Their studio was clogged with movie and photography equipment. Paint flaked off the walls. There was a room of computer monitors and gear, with windows overlooking the park, and posters from Vincent’s movies. At the end of a hallway was the room where Lucas composed. He was just coming out, frowning and smoking. Lucas waggled a finger at us. His room was not for public viewing. Pierre chided him and tried to push past, but Lucas shoved him back, saying, No, fuck off.
While Vincent loaded the films we joked around, talking about deadlines. But I couldn’t help my curiosity. I ambled back and pushed open Lucas’s door.
“Guy,” Lucas shouted behind me, “what are you doing?”
“Don’t do that!” Vincent shouted from the other room.
“Oh, come on,” Pierre said behind me, and pushed past. We got a glimpse of some keyboards in the dark, then Lucas came running and slammed the door.
His face was red.
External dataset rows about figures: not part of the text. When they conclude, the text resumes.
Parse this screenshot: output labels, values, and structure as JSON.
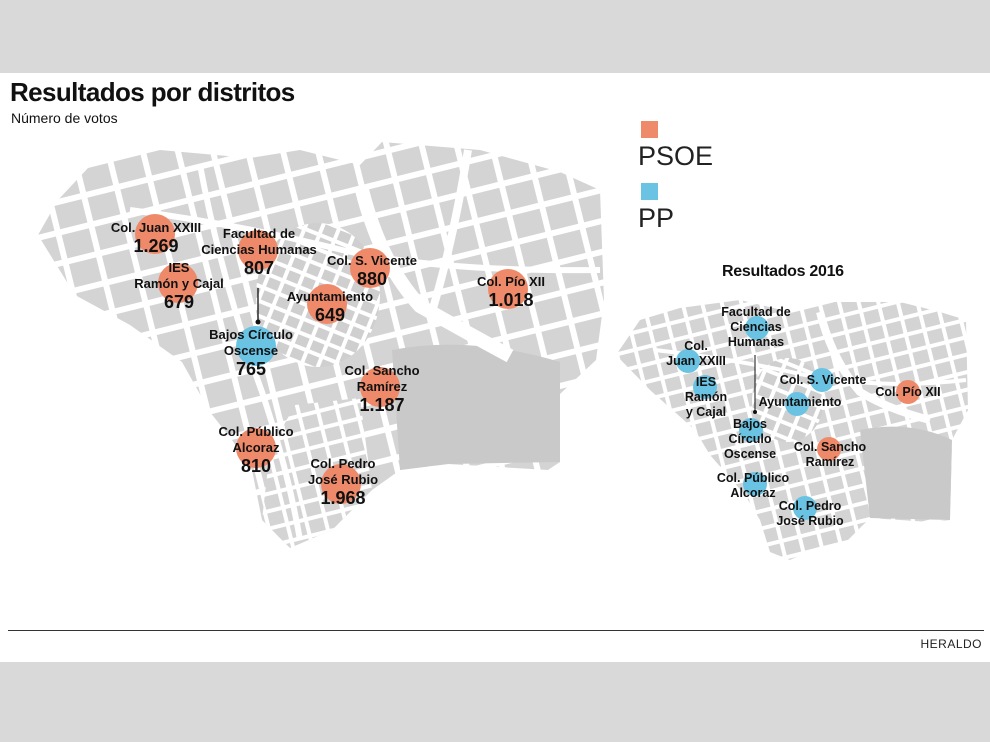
{
  "header": {
    "title": "Resultados por distritos",
    "subtitle": "Número de votos"
  },
  "legend": [
    {
      "label": "PSOE",
      "color": "#ee8a6a"
    },
    {
      "label": "PP",
      "color": "#6ac3e3"
    }
  ],
  "main_map": {
    "districts": [
      {
        "name": [
          "Col. Juan XXIII"
        ],
        "value": "1.269",
        "winner": "PSOE"
      },
      {
        "name": [
          "IES",
          "Ramón y Cajal"
        ],
        "value": "679",
        "winner": "PSOE"
      },
      {
        "name": [
          "Facultad de",
          "Ciencias Humanas"
        ],
        "value": "807",
        "winner": "PSOE"
      },
      {
        "name": [
          "Bajos Círculo",
          "Oscense"
        ],
        "value": "765",
        "winner": "PP"
      },
      {
        "name": [
          "Col. S. Vicente"
        ],
        "value": "880",
        "winner": "PSOE"
      },
      {
        "name": [
          "Ayuntamiento"
        ],
        "value": "649",
        "winner": "PSOE"
      },
      {
        "name": [
          "Col. Pío XII"
        ],
        "value": "1.018",
        "winner": "PSOE"
      },
      {
        "name": [
          "Col. Sancho",
          "Ramírez"
        ],
        "value": "1.187",
        "winner": "PSOE"
      },
      {
        "name": [
          "Col. Público",
          "Alcoraz"
        ],
        "value": "810",
        "winner": "PSOE"
      },
      {
        "name": [
          "Col. Pedro",
          "José Rubio"
        ],
        "value": "1.968",
        "winner": "PSOE"
      }
    ]
  },
  "map_2016": {
    "title": "Resultados 2016",
    "districts": [
      {
        "name": [
          "Col.",
          "Juan XXIII"
        ],
        "winner": "PP"
      },
      {
        "name": [
          "IES",
          "Ramón",
          "y Cajal"
        ],
        "winner": "PP"
      },
      {
        "name": [
          "Facultad de",
          "Ciencias",
          "Humanas"
        ],
        "winner": "PP"
      },
      {
        "name": [
          "Bajos",
          "Círculo",
          "Oscense"
        ],
        "winner": "PP"
      },
      {
        "name": [
          "Col. S. Vicente"
        ],
        "winner": "PP"
      },
      {
        "name": [
          "Ayuntamiento"
        ],
        "winner": "PP"
      },
      {
        "name": [
          "Col. Pío XII"
        ],
        "winner": "PSOE"
      },
      {
        "name": [
          "Col. Sancho",
          "Ramírez"
        ],
        "winner": "PSOE"
      },
      {
        "name": [
          "Col. Público",
          "Alcoraz"
        ],
        "winner": "PP"
      },
      {
        "name": [
          "Col. Pedro",
          "José Rubio"
        ],
        "winner": "PP"
      }
    ]
  },
  "footer": {
    "credit": "HERALDO"
  }
}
He stammered, “I told you no, and what do you do?”
Pierre and I backed up, hands in the air.
Lucas shouted, “What did I ask? What one thing? Do I come into your office and touch your shit? I asked you not to. This is how you treat me?”
Vincent hushed him, but Lucas didn’t hear. He kicked a wooden chair so hard it smashed against the wall.
“Lucas!” Vincent shouted.
Lucas left and slammed the door behind him.
“Hey, he told you not to go in,” Vincent said. “Where is the respect?”
“I’m really sorry,” I said.
We spent half an hour watching their films. They were beautiful, especially the music. Lucas didn’t return. I sent him an e-mail that afternoon to apologize. He wrote back late that evening to say there were no hard feelings. After we presented the movies to Louis Vuitton, who loved them, Lucas and Pierre visited for a debriefing and to begin planning our Coppola work. Everyone embraced with bises, and Lucas called me a Fucking Guy, then he told me I looked fatter.
* * *
That weekend, a friend of ours from New York visited Paris. Danny was in town for a wedding, and we took him shopping because he’d forgotten to pack his suit jacket. In one boutique, when he came out of the dressing room, Rachel told Danny he was looking great, very slim. He said thanks, that he’d been trying to lose weight, and had recently begun tracking his body mass index in a spreadsheet on his laptop.
I asked if that meant he was exercising more. Danny said no, he didn’t associate exercise with weight loss. Good for health, sure, but exercise didn’t necessarily help the pounds fall off.
“You realize how Parisian that sounds,” Rachel said.
“Well, you don’t have to live in Paris to be Parisian,” Danny said.
Rachel said a minute later, “You know, I locked a woman in a machine yesterday.”
I said, “What the hell?”
“I was trying to help her,” Rachel said. “An old woman at the gym. I’d seen her there before. She didn’t know how to use a leg-lift machine. So I helped clamp down her thighs. Ten minutes later, I’m going to change and she’s still there, locked in place, humming to herself. She didn’t know how to get out. She was just sitting there, watching the world go by.”
“Now, that’s very Parisian,” Danny said.